Those young adults whose parents monitor their social interactions may be less likely to display impulsive behavior traits and to have alcohol-related problems, says a new study.
The level of monitoring is linked to parenting style, and the link is stronger with the parent of the opposite gender.
This study is one of the first to explore the link between parenting style and parental monitoring, as well as to explore the monitoring style of each parent individually, says Julie A. Patock-Peckham, Ph.D., Assistant Professor of Psychology and Neuroscience at Baylor University and one of the study authors.
The study involved 581 college students from the Missouri University of Science and Technology and San Diego State University. Participating students completed a questionnaire that addressed the parenting styles of both their mothers and fathers, perceptions of mothers' and fathers' knowledge of their friendships and social plans, and questions about their own impulsiveness and alcohol-related problems.

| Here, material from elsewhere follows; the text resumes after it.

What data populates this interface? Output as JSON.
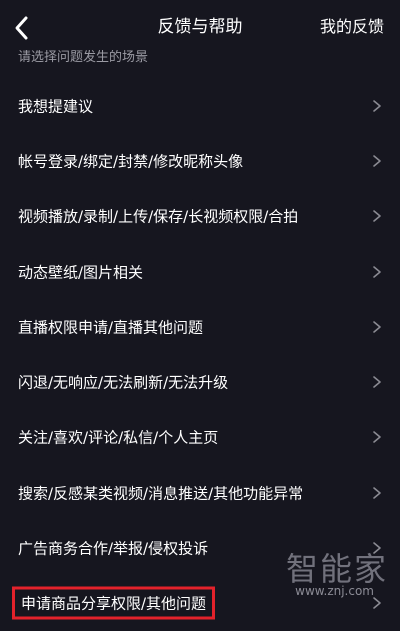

When the researchers analyzed the data on gender and monitoring style, a distinct pattern emerged: more parental monitoring by the opposite-gender parent can indirectly reduce alcohol-related problems by buffering impulsiveness.
The stronger association with the opposite-gender parent was surprising, says Patock-Peckham. "People seem to think that women or girls will be ok if just their mothers are involved in their lives, and this is really showing that fathers have an impact," she says.
The same is true for mothers having an influence over their sons.